“Smells, Bells and What the H – E – double hockey sticks?”
To all those people doin’ lines, Don’t do it, don’t do it.
Inject your soul with liberty, It’s free, it’s free.
Salvation, salvation, salvation is free.
Salvation, salvation, salvation is free.”
As I pushed my cart down the cereal aisle today, the Cranberries’ song “Salvation” poured from the intercom speakers. Before heading to the grocery store I was reading my doctoral book assignment and had stopped for a break at Chapter 7: Salvation – Its Scope and Intensity. When I returned home to pick up where I left off I remembered this song and especially its repetitive line, “Salvation, salvation, salvation is free.” Coincidence? I think not.
I have always questioned the concept of salvation and my line of thinking has gone like this… So, God who is Creator and Omniscient (all-knowing) created a hell and humans who He knew would end up there. Then, he also sent Himself in his Son to save his human creations. He then gave these creations the choice to choose himself/his Son as their personal Lord and Savior. If they don’t He sends them to the Hell he created to suffer in torment for eternity. And He already knows which ones will go.
I don’t get it. I really don’t. I must be missing something. I hope I am missing something.
David F. Ford, in his fascinating and concise writing Theology: A Very Short Introduction states, “It is a striking fact about Christianity that, in its mainstream forms, it has never officially defined one doctrine of salvation. It has lived with a diversity of approaches.” Whew! Thank goodness there are other approaches than the one I had above. Ford explains that, “Salvation is primarily about coping with…multiple overwhelmings – by God, life, death, sin, evil, goodness, people, responsibilities, and more. In this field of force, thought needs intensity and gripping power…a more basic need of images, metaphors, and symbols…” He asks, “What about today’s journeys of intensification?…Perhaps the two most striking such phenomena in the twentieth century have been the extraordinary growth of the Pentecostal and Charismatic movements and the present renewal and expansion of many Orthodox Churches in former communist countries and elsewhere. Pentecostalism’s intensification has been through the Holy Spirit and the explosion of Spirit-inspired faith, charismatic gifts, worship, mission, community-building, and martyrdoms that have marked its unparalleled growth to over 300 million people. The Orthodox Church’s central, concentrated image of salvation is its liturgy, celebrated through the feasts, fasts, and ordinary days of its Church Year.” (p. 114)

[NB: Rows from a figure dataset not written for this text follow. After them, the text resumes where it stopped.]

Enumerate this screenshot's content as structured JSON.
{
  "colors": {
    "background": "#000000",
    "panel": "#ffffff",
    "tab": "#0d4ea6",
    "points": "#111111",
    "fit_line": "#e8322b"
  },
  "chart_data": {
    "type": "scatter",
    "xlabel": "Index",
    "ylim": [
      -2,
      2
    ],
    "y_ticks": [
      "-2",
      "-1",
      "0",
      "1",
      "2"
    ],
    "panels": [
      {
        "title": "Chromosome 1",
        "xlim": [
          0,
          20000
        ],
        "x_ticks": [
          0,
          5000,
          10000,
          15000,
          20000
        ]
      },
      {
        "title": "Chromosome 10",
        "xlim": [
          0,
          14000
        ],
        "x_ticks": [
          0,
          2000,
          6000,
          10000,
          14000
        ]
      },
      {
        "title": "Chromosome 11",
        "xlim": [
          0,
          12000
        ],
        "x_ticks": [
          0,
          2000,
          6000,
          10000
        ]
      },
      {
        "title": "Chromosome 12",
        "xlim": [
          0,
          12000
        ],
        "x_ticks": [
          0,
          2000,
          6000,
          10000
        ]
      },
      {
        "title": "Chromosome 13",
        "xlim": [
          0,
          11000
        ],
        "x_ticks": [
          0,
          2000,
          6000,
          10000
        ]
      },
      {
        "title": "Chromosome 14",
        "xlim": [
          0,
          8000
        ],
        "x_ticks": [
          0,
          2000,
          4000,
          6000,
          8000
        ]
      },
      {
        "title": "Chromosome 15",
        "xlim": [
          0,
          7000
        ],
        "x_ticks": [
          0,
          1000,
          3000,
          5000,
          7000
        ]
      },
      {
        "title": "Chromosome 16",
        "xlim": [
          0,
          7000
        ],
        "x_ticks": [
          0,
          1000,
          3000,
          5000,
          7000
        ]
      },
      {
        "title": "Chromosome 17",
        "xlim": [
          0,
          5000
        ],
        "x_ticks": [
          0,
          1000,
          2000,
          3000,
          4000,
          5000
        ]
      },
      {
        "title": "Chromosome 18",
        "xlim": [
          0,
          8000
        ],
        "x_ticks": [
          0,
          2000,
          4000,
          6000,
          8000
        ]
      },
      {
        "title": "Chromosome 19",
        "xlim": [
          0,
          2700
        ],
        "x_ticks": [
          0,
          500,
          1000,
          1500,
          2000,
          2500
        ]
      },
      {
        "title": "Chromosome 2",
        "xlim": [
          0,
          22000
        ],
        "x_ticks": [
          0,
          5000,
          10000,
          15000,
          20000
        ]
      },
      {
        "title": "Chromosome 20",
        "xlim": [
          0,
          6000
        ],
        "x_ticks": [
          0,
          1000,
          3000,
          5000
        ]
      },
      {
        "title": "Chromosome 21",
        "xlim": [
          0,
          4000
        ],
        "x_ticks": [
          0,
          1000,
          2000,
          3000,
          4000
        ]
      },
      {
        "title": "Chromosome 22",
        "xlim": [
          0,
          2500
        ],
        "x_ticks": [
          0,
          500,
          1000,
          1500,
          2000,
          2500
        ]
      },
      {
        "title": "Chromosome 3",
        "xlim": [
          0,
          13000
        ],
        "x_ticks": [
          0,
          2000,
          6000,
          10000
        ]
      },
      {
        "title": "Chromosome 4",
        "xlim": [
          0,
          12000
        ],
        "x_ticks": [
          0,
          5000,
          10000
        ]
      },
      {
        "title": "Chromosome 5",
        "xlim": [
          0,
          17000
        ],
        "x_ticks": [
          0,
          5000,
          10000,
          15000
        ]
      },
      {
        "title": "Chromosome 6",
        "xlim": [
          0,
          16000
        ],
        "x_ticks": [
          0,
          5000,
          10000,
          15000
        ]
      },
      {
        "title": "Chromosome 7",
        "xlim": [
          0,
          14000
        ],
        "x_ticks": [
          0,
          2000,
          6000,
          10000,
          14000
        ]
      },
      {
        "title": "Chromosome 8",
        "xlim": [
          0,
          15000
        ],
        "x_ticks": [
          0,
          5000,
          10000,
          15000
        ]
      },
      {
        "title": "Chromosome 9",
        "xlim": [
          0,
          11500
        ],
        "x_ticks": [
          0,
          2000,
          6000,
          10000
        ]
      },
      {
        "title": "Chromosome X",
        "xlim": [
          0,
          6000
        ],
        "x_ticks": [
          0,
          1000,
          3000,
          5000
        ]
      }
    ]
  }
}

One commonality I see between the Pentecostals and the Orthodox Christians is an opportunity to experience salvation through their senses. For the Pentecostals and Charismatics the individual engages in acts of emotional liberation. Through practices such as speaking in tongues and “working” in the spirit the individual’s faith is intensified. Within the Orthodox Church individuals encounter the smells of incense, the sprinkle of holy water, and the sound of sacred bells as well as asceticism through fasting and celebration through feasting. These sensory acts become part of the salvation process. Salvation becomes something that is not only experienced in the mind but with the body as well. Salvation is, as its root suggests, “health.” It is a journey of transformation from eternal death to eternal life. It is an enlightenment of the mind from despair to hope. It is a physical and emotional rapture. It is a process which can turn the drug addict in the Cranberries’ song into a healthy whole human. And… “salvation is free.”
Ford, David F., Theology: A Very Short Introduction. Oxford University Press. 2000.